A: The endoscope can also be used to remove polyps and take biopsies (whereby tissue samples are taken for analysis) if your consultant wants to take a closer look – this means you won’t need to come back for another procedure later.
Q: What conditions might be revealed during a colonoscopy?
A: A colonoscopy can be used to investigate and detect polyps (small protruding growths), ulcers and irritated or swollen tissue. It can assist in exploring conditions such as colitis, Crohn’s disease and inflammatory bowel disease.
Q: How long does it take?
A: It can be undertaken in about 30mins without the need for general anaesthetic. You may be offered sedation to make it more comfortable.
Q: Does it hurt?
A: There may be some minor discomfort as the tube is introduced into your colon, but this is momentary. Your nurse will ensure you are comfortable and can provide you with medication to help if necessary.
Q: Is there an incision?
A: No, the endoscope is inserted gently via your back passage. However, if biopsies are taken, this involves small tissue samples being cut away to then be sent off for analysis. Should polyps be removed during the colonoscopy, this can involve them being physically removed using a wire loop, cut off or cauterised (burned off using electric current).
Q: Will I need an enema?
A: No, but you will be given a very specific diet to follow for the days prior to your procedure and you must fast for 24 hours beforehand and drink nothing for three hours beforehand. You will be given bowel preparation laxatives the day before the procedure to make sure your bowel is empty. You’ll get comprehensive information well before your appointment.

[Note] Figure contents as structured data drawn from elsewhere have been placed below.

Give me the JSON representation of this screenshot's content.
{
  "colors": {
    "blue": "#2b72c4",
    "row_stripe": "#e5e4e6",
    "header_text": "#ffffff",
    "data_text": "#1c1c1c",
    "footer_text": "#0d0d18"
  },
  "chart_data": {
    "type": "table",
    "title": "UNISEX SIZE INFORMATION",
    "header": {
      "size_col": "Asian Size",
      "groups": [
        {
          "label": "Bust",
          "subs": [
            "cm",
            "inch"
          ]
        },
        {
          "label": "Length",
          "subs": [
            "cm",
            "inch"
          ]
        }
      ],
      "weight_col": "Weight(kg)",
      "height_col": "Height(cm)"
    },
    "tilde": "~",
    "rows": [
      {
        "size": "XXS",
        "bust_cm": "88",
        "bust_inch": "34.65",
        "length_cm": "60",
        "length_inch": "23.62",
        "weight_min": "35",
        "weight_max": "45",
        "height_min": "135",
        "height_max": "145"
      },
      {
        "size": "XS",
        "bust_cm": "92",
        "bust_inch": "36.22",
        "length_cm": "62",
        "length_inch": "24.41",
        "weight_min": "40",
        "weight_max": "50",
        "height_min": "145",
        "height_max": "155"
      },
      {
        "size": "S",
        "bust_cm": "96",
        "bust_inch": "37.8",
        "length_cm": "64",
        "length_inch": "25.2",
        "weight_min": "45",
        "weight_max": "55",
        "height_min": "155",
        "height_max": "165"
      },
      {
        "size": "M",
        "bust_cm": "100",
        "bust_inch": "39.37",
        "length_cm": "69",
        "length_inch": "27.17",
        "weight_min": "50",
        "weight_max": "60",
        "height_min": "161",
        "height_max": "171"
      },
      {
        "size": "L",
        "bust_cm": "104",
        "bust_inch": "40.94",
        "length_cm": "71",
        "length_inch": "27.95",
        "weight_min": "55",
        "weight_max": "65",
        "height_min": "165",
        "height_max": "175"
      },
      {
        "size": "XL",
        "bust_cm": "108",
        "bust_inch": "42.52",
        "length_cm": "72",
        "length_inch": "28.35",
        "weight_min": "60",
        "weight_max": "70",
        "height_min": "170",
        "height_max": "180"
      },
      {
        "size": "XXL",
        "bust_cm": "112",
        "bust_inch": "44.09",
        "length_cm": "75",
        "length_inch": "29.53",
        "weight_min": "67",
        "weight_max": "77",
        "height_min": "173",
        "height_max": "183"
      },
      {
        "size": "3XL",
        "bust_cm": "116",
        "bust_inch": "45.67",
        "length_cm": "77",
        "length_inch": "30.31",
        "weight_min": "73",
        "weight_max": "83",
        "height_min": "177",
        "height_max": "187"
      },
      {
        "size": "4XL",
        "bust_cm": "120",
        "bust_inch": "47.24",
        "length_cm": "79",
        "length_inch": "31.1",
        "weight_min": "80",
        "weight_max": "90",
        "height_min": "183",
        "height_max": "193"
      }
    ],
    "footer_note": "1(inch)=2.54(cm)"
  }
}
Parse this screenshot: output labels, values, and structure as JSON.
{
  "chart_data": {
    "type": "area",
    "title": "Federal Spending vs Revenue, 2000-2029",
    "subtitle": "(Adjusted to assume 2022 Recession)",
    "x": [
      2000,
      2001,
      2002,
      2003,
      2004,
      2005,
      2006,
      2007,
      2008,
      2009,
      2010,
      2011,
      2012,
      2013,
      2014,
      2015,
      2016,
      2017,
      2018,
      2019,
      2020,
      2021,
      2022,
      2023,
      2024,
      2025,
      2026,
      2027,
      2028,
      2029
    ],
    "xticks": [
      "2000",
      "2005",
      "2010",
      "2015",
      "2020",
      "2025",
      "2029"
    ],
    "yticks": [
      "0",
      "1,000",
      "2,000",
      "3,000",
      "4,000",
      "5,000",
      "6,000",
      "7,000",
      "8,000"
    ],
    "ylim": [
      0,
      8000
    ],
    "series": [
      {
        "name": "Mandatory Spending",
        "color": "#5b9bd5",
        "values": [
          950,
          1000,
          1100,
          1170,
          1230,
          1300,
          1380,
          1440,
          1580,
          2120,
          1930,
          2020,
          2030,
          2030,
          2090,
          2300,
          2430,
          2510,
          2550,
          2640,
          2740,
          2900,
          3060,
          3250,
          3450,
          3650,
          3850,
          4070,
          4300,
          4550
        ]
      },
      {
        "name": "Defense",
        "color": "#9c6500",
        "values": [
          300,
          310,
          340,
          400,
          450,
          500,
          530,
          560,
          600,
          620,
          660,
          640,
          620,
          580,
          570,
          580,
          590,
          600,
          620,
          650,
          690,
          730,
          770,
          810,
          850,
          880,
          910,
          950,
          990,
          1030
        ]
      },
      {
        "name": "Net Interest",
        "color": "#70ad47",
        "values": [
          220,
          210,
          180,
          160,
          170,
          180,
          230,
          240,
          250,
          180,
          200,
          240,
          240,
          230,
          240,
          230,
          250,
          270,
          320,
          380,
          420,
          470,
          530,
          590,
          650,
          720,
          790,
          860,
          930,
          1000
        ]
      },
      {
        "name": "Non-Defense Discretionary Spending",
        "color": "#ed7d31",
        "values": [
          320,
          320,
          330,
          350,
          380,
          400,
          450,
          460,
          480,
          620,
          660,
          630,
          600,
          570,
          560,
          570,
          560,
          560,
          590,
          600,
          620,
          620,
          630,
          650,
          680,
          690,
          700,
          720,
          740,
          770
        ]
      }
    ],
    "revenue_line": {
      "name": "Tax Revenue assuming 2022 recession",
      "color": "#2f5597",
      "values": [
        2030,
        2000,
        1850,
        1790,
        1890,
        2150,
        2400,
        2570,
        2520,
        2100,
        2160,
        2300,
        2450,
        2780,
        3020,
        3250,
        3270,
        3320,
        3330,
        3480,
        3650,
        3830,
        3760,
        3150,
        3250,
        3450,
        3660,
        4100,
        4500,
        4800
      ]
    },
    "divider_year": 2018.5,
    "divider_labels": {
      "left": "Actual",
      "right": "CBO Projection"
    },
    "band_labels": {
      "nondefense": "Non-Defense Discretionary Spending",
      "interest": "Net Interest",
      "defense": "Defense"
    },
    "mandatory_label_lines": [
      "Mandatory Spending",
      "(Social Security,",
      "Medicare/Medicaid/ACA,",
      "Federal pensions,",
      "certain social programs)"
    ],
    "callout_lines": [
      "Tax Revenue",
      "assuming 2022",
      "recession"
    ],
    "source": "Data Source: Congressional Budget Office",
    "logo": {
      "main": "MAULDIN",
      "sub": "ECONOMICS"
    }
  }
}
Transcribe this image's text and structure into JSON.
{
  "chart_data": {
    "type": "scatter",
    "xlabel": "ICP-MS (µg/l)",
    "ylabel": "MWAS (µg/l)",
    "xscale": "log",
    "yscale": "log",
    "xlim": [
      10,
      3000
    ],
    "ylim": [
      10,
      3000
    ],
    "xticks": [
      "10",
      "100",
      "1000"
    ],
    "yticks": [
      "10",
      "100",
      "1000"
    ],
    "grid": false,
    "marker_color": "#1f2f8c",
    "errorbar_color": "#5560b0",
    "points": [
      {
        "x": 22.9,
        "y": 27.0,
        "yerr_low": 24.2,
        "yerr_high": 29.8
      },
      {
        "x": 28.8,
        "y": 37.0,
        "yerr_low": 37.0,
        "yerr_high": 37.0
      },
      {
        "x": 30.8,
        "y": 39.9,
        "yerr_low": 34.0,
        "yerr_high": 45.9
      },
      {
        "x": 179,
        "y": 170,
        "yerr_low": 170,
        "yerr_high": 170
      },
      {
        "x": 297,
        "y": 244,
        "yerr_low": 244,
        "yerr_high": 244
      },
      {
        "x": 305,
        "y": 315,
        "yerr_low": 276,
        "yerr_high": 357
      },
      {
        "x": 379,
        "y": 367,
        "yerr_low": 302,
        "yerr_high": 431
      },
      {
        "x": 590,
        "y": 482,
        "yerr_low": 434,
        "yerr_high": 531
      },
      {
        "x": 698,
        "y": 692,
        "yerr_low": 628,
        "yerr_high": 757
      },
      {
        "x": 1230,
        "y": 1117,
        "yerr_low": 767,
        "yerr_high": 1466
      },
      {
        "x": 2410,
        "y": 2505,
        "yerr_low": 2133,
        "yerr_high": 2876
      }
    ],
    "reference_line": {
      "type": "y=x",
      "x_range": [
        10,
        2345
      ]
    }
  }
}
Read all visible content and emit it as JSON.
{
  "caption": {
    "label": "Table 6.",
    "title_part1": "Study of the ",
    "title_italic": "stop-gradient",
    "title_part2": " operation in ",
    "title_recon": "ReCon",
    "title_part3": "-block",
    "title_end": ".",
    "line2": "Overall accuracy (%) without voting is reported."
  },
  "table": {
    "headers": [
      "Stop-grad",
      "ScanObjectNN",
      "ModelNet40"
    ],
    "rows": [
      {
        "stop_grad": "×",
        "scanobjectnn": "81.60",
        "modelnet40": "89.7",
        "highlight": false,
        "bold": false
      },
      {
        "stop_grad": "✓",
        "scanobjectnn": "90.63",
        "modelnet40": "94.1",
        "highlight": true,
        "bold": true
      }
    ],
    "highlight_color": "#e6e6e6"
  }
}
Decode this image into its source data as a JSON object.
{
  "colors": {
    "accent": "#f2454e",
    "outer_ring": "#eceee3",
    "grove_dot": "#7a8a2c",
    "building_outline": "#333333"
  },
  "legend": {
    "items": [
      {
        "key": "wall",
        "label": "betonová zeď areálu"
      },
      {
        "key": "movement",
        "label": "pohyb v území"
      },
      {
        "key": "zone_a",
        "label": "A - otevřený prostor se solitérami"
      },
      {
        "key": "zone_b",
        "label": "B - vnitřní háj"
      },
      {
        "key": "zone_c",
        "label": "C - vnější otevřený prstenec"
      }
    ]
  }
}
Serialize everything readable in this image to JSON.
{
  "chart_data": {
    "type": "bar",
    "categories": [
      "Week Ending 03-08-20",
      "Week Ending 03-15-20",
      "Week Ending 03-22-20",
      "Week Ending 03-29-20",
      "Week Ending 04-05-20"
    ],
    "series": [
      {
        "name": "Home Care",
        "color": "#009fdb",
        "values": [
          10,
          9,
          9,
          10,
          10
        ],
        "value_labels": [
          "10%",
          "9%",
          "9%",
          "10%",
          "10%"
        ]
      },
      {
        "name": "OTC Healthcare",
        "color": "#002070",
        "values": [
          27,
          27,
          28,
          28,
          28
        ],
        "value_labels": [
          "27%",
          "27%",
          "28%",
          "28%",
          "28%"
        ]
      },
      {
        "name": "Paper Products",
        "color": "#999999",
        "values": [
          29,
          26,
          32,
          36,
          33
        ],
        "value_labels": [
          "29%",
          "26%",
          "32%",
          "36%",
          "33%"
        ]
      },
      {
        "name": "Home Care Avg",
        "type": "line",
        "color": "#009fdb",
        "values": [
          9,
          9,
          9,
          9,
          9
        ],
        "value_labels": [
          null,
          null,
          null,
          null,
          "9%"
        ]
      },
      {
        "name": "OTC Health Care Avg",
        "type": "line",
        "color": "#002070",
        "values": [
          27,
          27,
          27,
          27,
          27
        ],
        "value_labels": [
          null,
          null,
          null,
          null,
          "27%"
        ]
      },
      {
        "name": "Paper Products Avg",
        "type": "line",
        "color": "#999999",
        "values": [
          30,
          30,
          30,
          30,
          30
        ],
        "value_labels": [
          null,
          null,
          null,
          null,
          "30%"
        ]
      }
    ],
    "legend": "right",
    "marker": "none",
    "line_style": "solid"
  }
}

Q: Are there any after effects?
A: You will feel bloated and may have wind pains, but these will pass naturally. If you have had gas and air during the procedure you will need to wait for about 30 minutes for the effects to wear off and if you’ve had sedation you may need to wait longer. You will be monitored until you are fit to leave. It is advisable to have someone with you to take you home.
Q: What are the benefits of having a colonoscopy?
A: Having a colonoscopy can help with diagnosis of symptoms and conditions. As well as other issues/illnesses, a colonoscopy can detect bowel cancer, allowing treatment and in some cases prevention.
Q: What are the common complications/risks associated with it?
A: Sometimes during a colonoscopy, complications can occur, such as bleeding or perforation (a hole in the intestine), however, this is very rare. In the case this does occur, treatment would most likely take place in the same department, but you may be required to stay overnight.
Q: When can I return to daily activities?
A: You should be able to resume your normal activities the next day.
Q: Is there any other way of carrying out this kind of exploration?
A: It is possible to find out some things with a barium enema or with an air contrast CT scan. However, neither of these allow for polyps to be removed or biopsies to be taken. Therefore, should there need to be further investigation you would need to return for another procedure.